Here is some information:
systemctl status kubelet
● kubelet.service - kubelet: The Kubernetes Node Agent
Loaded: loaded (/lib/systemd/system/kubelet.service; enabled; vendor preset: enabled)
Drop-In: /etc/systemd/system/kubelet.service.d
└─10-kubeadm.conf
Active: active (running) since Sun 2020-04-05 14:16:44 UTC; 6s ago
Docs: https://kubernetes.io/docs/home/
Main PID: 31079 (kubelet)
Tasks: 20 (limit: 4915)
CGroup: /system.slice/kubelet.service
└─31079 /usr/bin/kubelet --bootstrap-kubeconfig=/etc/kubernetes/bootstrap-kubelet.conf --kubeconfig=/etc/kubernetes/kubelet
k8s.io/kubernetes/pkg/kubelet/kubelet.go:458: Failed to list *v1.Node: Get https://infra01.mydomainname.com:6443/api/v1/nodes?fieldSelector=metadata.name%3Dtest-infra01&limit=500&resourceVersion=0: dial tcp 116.66.187.210:6443: connect: connection refused
kubectl get nodes
The connection to the server infra01.mydomainname.com:6443 was refused - did you specify the right host or port?
kubeadm version
kubeadm version: &version.Info{Major:"1", Minor:"17", GitVersion:"v1.17.3", GitCommit:"06ad960bfd03b39c8310aaf92d1e7c12ce618213", GitTreeState:"clean", BuildDate:"2020-02-11T18:12:12Z", GoVersion:"go1.13.6", Compiler:"gc", Platform:"linux/amd64"}
journalctl -xeu kubelet
6 18167 reflector.go:153] k8s.io/kubernetes/pkg/kubelet/kubelet.go:458:
Failed to list *v1.Node: Get https://infra01.mydomainname.com
1 18167 reflector.go:153]
k8s.io/kubernetes/pkg/kubelet/config/apiserver.go:46: Failed to list *v1.Pod: Get https://huawei-infra01.s
4 18167 aws_credentials.go:77] while getting AWS credentials
NoCredentialProviders: no valid providers in chain. Deprecated.
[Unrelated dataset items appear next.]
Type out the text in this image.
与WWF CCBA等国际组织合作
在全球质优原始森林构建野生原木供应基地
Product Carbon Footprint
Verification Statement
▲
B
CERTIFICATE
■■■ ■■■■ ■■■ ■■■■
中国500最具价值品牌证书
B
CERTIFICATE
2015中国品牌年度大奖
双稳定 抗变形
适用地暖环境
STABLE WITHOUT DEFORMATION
messaging see aws.Config.CredentialsChainVerboseErrors
6 18167 kuberuntime_manager.go:211] Container runtime docker initialized,
version: 19.03.7, apiVersion: 1.40.0
6 18167 server.go:1113] Started kubelet
1 18167 kubelet.go:1302] Image garbage collection failed once. Stats
initialization may not have completed yet: failed to get imageF
8 18167 server.go:144] Starting to listen on 0.0.0.0:10250
4 18167 server.go:778] Starting healthz server failed: listen tcp
127.0.0.1:10248: bind: address already in use
5 18167 fs_resource_analyzer.go:64] Starting FS ResourceAnalyzer
4 18167 volume_manager.go:265] Starting Kubelet Volume Manager
1 18167 desired_state_of_world_populator.go:138] Desired state populator
starts to run
3 18167 server.go:384] Adding debug handlers to kubelet server.
4 18167 server.go:158] listen tcp 0.0.0.0:10250: bind: address already in
use
Docker
docker run hello-world
Hello from Docker!
ubuntu
lsb_release -a
Ubuntu 18.04.2 LTS
swap && kubeconfig
swap is turned off and kubeconfig was correctly exported
Note
Things can be fixed by resetting the cluster, but this should be the final option.
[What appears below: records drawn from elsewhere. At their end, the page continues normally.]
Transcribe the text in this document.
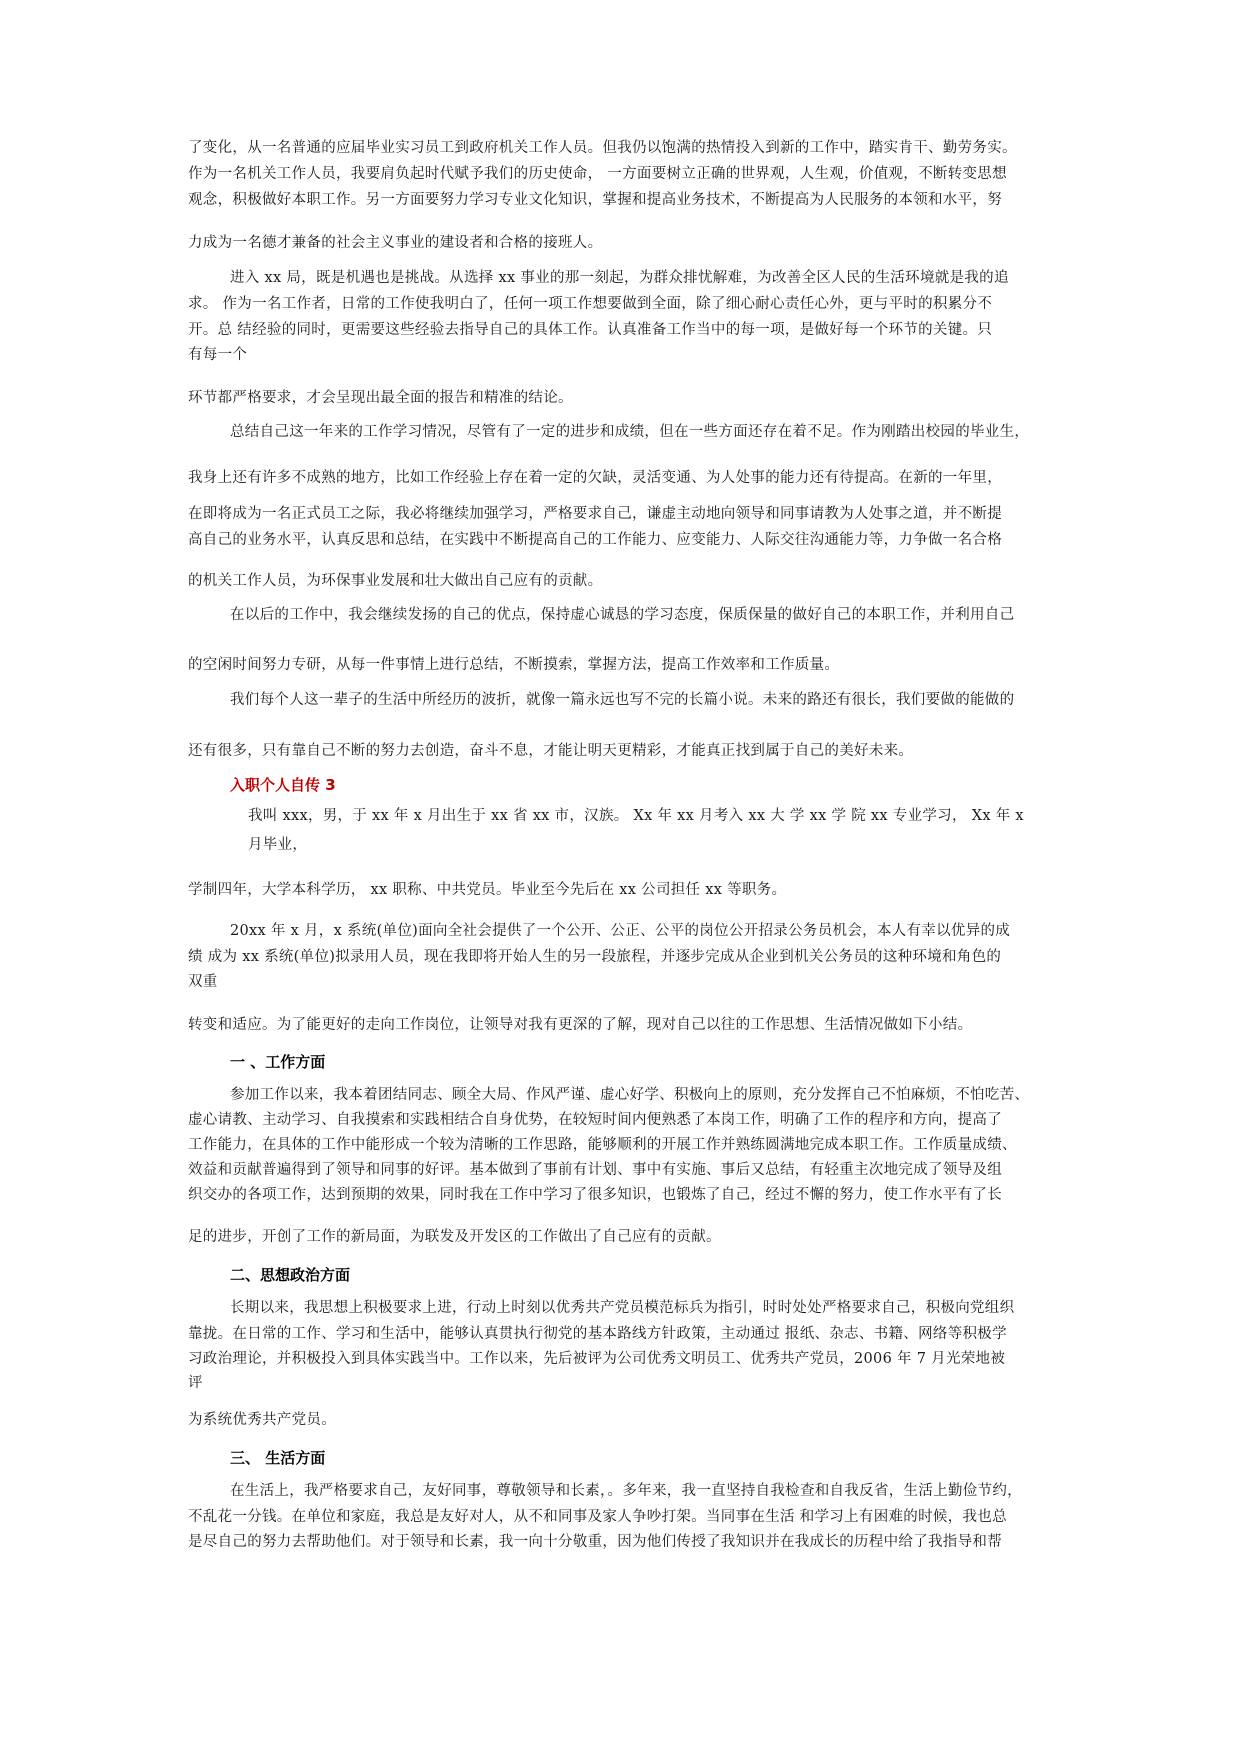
了变化，从一名普通的应届毕业实习员工到政府机关工作人员。但我仍以饱满的热情投入到新的工作中，踏实肯干、勤劳务实。
作为一名机关工作人员，我要肩负起时代赋予我们的历史使命， 一方面要树立正确的世界观，人生观，价值观，不断转变思想
观念，积极做好本职工作。另一方面要努力学习专业文化知识，掌握和提高业务技术，不断提高为人民服务的本领和水平，努
力成为一名德才兼备的社会主义事业的建设者和合格的接班人。
进入 xx 局，既是机遇也是挑战。从选择 xx 事业的那一刻起，为群众排忧解难，为改善全区人民的生活环境就是我的追
求。 作为一名工作者，日常的工作使我明白了，任何一项工作想要做到全面，除了细心耐心责任心外，更与平时的积累分不
开。总 结经验的同时，更需要这些经验去指导自己的具体工作。认真准备工作当中的每一项，是做好每一个环节的关键。只
有每一个
环节都严格要求，才会呈现出最全面的报告和精准的结论。
总结自己这一年来的工作学习情况，尽管有了一定的进步和成绩，但在一些方面还存在着不足。作为刚踏出校园的毕业生，
我身上还有许多不成熟的地方，比如工作经验上存在着一定的欠缺，灵活变通、为人处事的能力还有待提高。在新的一年里，
在即将成为一名正式员工之际，我必将继续加强学习，严格要求自己，谦虚主动地向领导和同事请教为人处事之道，并不断提
高自己的业务水平，认真反思和总结，在实践中不断提高自己的工作能力、应变能力、人际交往沟通能力等，力争做一名合格
的机关工作人员，为环保事业发展和壮大做出自己应有的贡献。
在以后的工作中，我会继续发扬的自己的优点，保持虚心诚恳的学习态度，保质保量的做好自己的本职工作，并利用自己
的空闲时间努力专研，从每一件事情上进行总结，不断摸索，掌握方法，提高工作效率和工作质量。
我们每个人这一辈子的生活中所经历的波折，就像一篇永远也写不完的长篇小说。未来的路还有很长，我们要做的能做的
还有很多，只有靠自己不断的努力去创造，奋斗不息，才能让明天更精彩，才能真正找到属于自己的美好未来。
入职个人自传 3
我叫 xxx，男，于 xx 年 x 月出生于 xx 省 xx 市，汉族。 Xx 年 xx 月考入 xx 大 学 xx 学 院 xx 专业学习， Xx 年 x
月毕业，
学制四年，大学本科学历， xx 职称、中共党员。毕业至今先后在 xx 公司担任 xx 等职务。
20xx 年 x 月，x 系统(单位)面向全社会提供了一个公开、公正、公平的岗位公开招录公务员机会，本人有幸以优异的成
绩 成为 xx 系统(单位)拟录用人员，现在我即将开始人生的另一段旅程，并逐步完成从企业到机关公务员的这种环境和角色的
双重
转变和适应。为了能更好的走向工作岗位，让领导对我有更深的了解，现对自己以往的工作思想、生活情况做如下小结。
一 、工作方面
参加工作以来，我本着团结同志、顾全大局、作风严谨、虚心好学、积极向上的原则，充分发挥自己不怕麻烦，不怕吃苦、
虚心请教、主动学习、自我摸索和实践相结合自身优势，在较短时间内便熟悉了本岗工作，明确了工作的程序和方向，提高了
工作能力，在具体的工作中能形成一个较为清晰的工作思路，能够顺利的开展工作并熟练圆满地完成本职工作。工作质量成绩、
效益和贡献普遍得到了领导和同事的好评。基本做到了事前有计划、事中有实施、事后又总结，有轻重主次地完成了领导及组
织交办的各项工作，达到预期的效果，同时我在工作中学习了很多知识，也锻炼了自己，经过不懈的努力，使工作水平有了长
足的进步，开创了工作的新局面，为联发及开发区的工作做出了自己应有的贡献。
二、思想政治方面
长期以来，我思想上积极要求上进，行动上时刻以优秀共产党员模范标兵为指引，时时处处严格要求自己，积极向党组织
靠拢。在日常的工作、学习和生活中，能够认真贯执行彻党的基本路线方针政策，主动通过 报纸、杂志、书籍、网络等积极学
习政治理论，并积极投入到具体实践当中。工作以来，先后被评为公司优秀文明员工、优秀共产党员，2006 年 7 月光荣地被
评
为系统优秀共产党员。
三、 生活方面
在生活上，我严格要求自己，友好同事，尊敬领导和长素，。多年来，我一直坚持自我检查和自我反省，生活上勤俭节约，
不乱花一分钱。在单位和家庭，我总是友好对人，从不和同事及家人争吵打架。当同事在生活 和学习上有困难的时候，我也总
是尽自己的努力去帮助他们。对于领导和长素，我一向十分敬重，因为他们传授了我知识并在我成长的历程中给了我指导和帮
Kubelet is not started because of port already in use and hence not able to create pod for api server. Use following command to find out which process is holding the port 10250
root@master admin]# ss -lntp | grep 10250
LISTEN 0 128 :::10250 :::* users:(("kubelet",pid=23373,fd=20))
It will give you PID of that process and name of that process. If it is unwanted process which is holding the port, you can always kill the process and that port becomes available to use by kubelet.
After killing the process again run the above command, it should return no value.
Just to be on safe side run kubeadm reset and then run kubeadm init and it should go through
Edit:
Using snap stop kubelet
did the trick of stopping kubelet on the node.